José Ramon nos contou que atravessou a fronteira andando, foram 3 dias de caminhada. Sua mulher e dois filhos (4 e 6 anos) ficaram em Boa Vista e o outro filho, mais velho ficou com a avó na Venezuela. Ele começa a trabalhar esta semana com carteira assinada, mas o pensamento é um só: enviar dinheiro para os parentes na Venezuela e trazer a família para perto. Entendi que aquela casa de homens é talvez até mais sofrida que a casa com as famílias (no Bairro Campo Alegre), pois aqueles homens ali, sozinhos, têm uma responsabilidade muito grande. E se eles fracassarem? E se o emprego não chegar? Estão aqui, sendo ajudados, deixaram tudo para trás e são a esperança da família. Nossa, eu que enquanto desempregada, nunca tive que passar por isto, que Graça recebi!
Na casa de acolhida dos Jesuítas eles podem ficar por 3 meses, já faz mais de 2 que estão ali, hoje são 6 pessoas na Rua Sergipe, conseguem o emprego e vão se organizando para mudar, pelo que pudemos entender dividem até a casa. Por isto também a pressa pelo emprego, pois não sabem o que será deles se o emprego não vier.
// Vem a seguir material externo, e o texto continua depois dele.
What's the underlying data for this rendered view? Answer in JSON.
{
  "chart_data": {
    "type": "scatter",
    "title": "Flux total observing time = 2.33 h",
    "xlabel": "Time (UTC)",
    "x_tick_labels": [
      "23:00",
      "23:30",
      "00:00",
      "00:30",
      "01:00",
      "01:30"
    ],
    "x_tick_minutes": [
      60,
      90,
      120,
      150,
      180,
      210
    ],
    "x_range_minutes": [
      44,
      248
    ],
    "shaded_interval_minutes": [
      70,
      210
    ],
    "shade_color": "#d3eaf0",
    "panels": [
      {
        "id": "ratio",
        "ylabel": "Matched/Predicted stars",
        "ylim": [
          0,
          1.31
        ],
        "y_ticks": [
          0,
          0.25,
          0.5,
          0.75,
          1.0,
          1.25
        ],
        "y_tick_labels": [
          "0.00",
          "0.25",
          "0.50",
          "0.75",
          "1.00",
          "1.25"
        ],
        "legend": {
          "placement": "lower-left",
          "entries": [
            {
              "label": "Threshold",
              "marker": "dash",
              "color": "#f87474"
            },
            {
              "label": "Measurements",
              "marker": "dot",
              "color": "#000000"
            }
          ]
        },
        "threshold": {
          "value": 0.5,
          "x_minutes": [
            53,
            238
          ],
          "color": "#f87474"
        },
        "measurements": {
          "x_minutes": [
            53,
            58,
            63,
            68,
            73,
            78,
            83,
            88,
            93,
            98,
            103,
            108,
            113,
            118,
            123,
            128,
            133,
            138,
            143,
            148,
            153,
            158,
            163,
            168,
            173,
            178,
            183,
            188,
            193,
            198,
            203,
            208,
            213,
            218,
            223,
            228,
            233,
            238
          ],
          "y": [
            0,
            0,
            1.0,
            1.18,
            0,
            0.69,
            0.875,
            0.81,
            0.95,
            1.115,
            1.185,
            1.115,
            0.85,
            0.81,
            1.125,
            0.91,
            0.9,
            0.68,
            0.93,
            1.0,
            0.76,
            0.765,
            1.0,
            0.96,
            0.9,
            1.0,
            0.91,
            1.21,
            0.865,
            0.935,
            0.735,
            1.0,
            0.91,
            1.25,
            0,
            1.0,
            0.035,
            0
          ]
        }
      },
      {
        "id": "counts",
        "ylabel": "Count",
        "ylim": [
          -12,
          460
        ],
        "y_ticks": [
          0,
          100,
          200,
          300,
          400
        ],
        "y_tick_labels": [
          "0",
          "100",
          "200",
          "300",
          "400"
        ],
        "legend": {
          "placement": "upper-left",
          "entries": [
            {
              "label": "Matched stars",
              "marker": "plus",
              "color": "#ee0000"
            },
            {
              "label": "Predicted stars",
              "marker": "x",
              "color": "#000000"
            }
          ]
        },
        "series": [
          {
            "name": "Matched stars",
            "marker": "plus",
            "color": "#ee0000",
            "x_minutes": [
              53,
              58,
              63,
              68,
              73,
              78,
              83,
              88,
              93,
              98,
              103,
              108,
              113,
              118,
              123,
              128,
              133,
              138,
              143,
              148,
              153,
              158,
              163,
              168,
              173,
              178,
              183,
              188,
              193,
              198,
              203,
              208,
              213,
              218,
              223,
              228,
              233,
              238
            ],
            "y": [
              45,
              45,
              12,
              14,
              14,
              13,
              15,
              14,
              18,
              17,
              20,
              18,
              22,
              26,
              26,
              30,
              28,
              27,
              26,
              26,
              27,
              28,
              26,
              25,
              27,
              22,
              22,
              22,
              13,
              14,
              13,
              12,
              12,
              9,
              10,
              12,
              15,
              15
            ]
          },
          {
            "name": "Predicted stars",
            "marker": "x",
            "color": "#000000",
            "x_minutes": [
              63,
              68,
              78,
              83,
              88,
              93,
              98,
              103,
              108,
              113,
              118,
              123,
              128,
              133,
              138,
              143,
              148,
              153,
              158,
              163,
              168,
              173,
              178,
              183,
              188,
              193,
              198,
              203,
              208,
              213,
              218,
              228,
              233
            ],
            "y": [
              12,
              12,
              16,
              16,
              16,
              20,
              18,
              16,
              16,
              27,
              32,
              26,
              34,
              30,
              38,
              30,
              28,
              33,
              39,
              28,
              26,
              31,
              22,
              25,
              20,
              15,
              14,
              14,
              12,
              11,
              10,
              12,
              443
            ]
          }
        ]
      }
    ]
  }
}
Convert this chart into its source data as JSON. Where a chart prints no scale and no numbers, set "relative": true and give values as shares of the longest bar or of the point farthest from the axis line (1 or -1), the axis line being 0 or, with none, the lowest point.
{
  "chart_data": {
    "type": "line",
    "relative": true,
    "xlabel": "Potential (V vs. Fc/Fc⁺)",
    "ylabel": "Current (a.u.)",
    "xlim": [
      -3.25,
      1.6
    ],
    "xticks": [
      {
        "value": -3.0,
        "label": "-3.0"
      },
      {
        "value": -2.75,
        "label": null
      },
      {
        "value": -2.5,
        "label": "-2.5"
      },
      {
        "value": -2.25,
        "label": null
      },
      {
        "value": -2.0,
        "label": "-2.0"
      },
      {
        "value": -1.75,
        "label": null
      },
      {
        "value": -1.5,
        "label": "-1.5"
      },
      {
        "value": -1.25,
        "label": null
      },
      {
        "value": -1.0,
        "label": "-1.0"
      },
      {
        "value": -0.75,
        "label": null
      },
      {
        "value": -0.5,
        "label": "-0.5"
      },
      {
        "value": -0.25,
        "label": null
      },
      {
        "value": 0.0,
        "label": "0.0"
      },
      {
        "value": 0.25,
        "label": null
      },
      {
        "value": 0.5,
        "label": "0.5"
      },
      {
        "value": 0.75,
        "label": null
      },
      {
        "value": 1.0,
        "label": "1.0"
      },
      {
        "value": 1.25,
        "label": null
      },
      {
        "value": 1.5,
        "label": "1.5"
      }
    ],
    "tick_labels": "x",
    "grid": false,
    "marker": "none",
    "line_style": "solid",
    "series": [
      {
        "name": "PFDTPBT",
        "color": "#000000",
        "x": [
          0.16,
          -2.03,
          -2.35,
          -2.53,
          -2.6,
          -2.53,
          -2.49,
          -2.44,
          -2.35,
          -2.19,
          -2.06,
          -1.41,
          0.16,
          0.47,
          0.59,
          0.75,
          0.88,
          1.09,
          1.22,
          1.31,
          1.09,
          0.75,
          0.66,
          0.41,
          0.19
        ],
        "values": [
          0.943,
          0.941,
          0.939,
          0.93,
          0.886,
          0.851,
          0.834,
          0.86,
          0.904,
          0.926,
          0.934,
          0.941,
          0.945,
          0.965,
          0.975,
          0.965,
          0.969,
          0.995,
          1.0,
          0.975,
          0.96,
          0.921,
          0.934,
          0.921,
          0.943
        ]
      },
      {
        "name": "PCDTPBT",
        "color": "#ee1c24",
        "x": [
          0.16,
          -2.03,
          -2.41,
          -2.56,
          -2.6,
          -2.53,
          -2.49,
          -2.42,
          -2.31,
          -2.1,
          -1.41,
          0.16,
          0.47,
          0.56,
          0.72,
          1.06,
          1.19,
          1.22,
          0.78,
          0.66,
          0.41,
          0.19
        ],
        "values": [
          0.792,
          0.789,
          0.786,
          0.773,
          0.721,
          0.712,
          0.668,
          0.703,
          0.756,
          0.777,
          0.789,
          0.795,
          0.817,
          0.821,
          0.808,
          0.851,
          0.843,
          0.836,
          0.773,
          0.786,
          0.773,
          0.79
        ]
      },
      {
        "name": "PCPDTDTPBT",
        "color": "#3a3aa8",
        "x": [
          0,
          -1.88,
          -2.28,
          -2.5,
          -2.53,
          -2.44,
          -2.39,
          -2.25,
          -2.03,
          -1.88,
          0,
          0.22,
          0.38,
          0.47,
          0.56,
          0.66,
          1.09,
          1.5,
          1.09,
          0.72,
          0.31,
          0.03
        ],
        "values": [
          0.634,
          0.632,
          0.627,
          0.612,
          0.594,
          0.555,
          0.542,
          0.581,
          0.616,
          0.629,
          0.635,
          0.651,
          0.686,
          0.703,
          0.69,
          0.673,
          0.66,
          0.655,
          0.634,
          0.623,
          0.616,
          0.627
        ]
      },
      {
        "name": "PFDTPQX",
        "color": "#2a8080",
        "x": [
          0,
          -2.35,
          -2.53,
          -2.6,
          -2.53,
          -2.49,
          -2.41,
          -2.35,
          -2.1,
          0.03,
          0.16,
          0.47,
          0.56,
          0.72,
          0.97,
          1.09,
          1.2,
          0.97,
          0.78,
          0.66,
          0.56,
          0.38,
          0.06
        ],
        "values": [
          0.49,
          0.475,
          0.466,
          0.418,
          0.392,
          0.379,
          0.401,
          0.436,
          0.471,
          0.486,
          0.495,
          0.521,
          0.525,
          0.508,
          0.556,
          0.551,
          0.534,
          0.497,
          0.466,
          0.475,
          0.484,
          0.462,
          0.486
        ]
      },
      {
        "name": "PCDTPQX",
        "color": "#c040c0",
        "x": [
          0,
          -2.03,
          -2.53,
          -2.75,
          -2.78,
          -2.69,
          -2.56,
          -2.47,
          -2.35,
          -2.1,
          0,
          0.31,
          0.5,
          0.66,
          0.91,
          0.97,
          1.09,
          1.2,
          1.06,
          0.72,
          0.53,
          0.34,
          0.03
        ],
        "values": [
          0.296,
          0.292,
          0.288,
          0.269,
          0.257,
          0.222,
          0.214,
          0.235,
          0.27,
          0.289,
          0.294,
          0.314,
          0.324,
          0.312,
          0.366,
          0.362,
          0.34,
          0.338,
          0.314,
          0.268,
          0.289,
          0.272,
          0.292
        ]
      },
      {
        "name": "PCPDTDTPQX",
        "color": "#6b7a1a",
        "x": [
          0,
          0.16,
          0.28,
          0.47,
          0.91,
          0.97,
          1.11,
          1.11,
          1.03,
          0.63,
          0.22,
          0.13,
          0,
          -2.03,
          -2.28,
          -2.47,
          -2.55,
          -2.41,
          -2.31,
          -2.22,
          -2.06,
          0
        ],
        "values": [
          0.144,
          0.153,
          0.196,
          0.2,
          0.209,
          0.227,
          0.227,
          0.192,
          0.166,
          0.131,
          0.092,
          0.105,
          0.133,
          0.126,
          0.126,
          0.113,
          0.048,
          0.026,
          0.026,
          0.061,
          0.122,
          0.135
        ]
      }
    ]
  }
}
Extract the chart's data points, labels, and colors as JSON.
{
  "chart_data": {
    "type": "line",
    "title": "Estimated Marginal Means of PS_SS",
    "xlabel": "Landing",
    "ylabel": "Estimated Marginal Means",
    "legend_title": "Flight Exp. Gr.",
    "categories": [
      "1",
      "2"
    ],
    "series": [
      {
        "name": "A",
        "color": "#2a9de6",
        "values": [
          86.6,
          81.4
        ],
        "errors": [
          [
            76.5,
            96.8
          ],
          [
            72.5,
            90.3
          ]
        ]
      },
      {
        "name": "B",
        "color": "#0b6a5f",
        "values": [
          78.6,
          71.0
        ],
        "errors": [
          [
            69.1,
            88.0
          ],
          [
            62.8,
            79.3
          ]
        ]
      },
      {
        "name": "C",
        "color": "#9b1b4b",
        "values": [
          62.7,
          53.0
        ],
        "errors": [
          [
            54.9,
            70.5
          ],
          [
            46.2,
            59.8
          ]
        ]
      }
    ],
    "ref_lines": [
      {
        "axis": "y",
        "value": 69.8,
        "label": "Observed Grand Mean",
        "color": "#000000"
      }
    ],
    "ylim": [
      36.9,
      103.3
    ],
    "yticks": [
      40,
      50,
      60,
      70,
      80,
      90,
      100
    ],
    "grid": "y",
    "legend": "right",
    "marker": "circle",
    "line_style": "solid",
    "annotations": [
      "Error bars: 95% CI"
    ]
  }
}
Vão para outra cidade do Brasil? Voltam para Boa vista? Voltam para a Venezuela, sem nada? Que drama! Percebi no relato deles uma grande ansiedade.
Eles nos disseram que nunca ninguém foi lá para saber como eles estavam, do que precisavam, que apareciam pessoas querendo saber da situação da Venezuela, para criticar Maduro, para saber quando ele vai cair e até pessoas que queriam praticar o espanhol; mas que nunca foram olhados assim! E nos disseram: até frutas vocês trouxeram para nós (fiquei comovida).
Penso agora o quanto aprendi com estas pessoas simples e sofridas. Foi um grande presente que recebi nesta Páscoa! Cristo vivo e ressuscitado está na realidade e precisamos só nos lançar para que seja uma oportunidade para a minha vida também.
Transcrevi o currículo de Jorge e enviei aos meus amigos pedindo que cada um se dedicasse a ajudá-lo e que ficassem atentos às oportunidades para que possamos indicá-lo.